Ser condenado em Goiás não significa ficar atrás das grades. Detentos do regime semiaberto negociam a liberdade, pagam para dormir fora dos presídios ou vão às unidades apenas marcar presença. Na cadeia do Novo Gama/GO, o recado ao lado de um relógio eletrônico fixado na parede é claro: o ponto deve ser batido das 18h às 21h. A exigência de pernoitar nas unidades é descumprida em várias cadeias. Em Planaltina de Goiás, no ano passado, o Ministério Público de Goiás descobriu um esquema de pagamento de propina para que os presos dormissem onde quisessem.

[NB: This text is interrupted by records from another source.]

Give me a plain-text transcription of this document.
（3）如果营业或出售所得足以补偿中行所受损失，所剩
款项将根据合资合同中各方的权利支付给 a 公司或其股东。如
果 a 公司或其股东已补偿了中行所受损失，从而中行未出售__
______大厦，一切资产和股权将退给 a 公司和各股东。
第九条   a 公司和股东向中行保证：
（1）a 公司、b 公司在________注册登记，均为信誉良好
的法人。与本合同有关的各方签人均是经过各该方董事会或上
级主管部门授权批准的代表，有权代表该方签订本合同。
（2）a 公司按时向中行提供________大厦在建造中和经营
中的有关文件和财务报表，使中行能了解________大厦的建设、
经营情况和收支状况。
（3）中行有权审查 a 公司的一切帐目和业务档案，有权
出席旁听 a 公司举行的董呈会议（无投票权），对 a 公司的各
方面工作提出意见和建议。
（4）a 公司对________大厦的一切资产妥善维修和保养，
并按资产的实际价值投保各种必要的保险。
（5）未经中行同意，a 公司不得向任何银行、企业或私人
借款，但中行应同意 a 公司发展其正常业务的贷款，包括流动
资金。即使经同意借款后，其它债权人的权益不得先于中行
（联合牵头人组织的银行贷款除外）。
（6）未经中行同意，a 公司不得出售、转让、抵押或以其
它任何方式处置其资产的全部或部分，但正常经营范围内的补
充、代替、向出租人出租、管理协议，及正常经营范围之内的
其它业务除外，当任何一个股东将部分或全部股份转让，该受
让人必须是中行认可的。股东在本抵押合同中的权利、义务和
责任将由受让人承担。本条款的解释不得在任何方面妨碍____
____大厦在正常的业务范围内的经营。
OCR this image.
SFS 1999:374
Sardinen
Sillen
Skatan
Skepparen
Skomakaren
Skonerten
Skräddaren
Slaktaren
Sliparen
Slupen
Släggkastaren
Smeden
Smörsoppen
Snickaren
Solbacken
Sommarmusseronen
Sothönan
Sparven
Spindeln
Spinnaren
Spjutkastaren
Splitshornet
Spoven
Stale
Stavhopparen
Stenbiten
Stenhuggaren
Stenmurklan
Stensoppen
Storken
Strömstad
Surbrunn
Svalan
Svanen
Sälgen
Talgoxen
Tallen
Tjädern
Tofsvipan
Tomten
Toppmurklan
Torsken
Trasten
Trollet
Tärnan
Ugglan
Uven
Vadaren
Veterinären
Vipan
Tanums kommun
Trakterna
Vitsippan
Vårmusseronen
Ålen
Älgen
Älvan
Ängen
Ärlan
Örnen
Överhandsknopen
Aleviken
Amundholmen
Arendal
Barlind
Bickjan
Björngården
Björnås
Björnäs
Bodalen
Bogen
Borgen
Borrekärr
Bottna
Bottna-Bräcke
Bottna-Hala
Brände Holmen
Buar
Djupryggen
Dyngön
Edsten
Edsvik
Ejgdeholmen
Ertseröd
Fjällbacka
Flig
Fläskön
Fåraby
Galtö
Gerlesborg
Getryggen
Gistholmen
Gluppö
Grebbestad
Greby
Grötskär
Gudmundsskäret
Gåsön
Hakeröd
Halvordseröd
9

Em Águas Lindas, por exemplo, 89 homens que praticaram crimes como roubos à mão armada e foram beneficiados pelo regime semiaberto não são encontrados no presídio da cidade. Mas, para a irregularidade não ficar tão evidente, eles assinam uma espécie de ponto três vezes na semana. Dormem onde quiserem.
A titular da 6ª Promotoria de Justiça de Águas Lindas, Tânia d’Able Rocha de Torres Bandeira, garante que não há espaço físico para os presos retornarem das ações diárias e dormirem nas cadeias. “Eles justificam as atividades três vezes por semana, mas ficam soltos. Ficam em casa, no trabalho ou praticando crimes. É a impunidade real vista de perto”, lamenta a promotora.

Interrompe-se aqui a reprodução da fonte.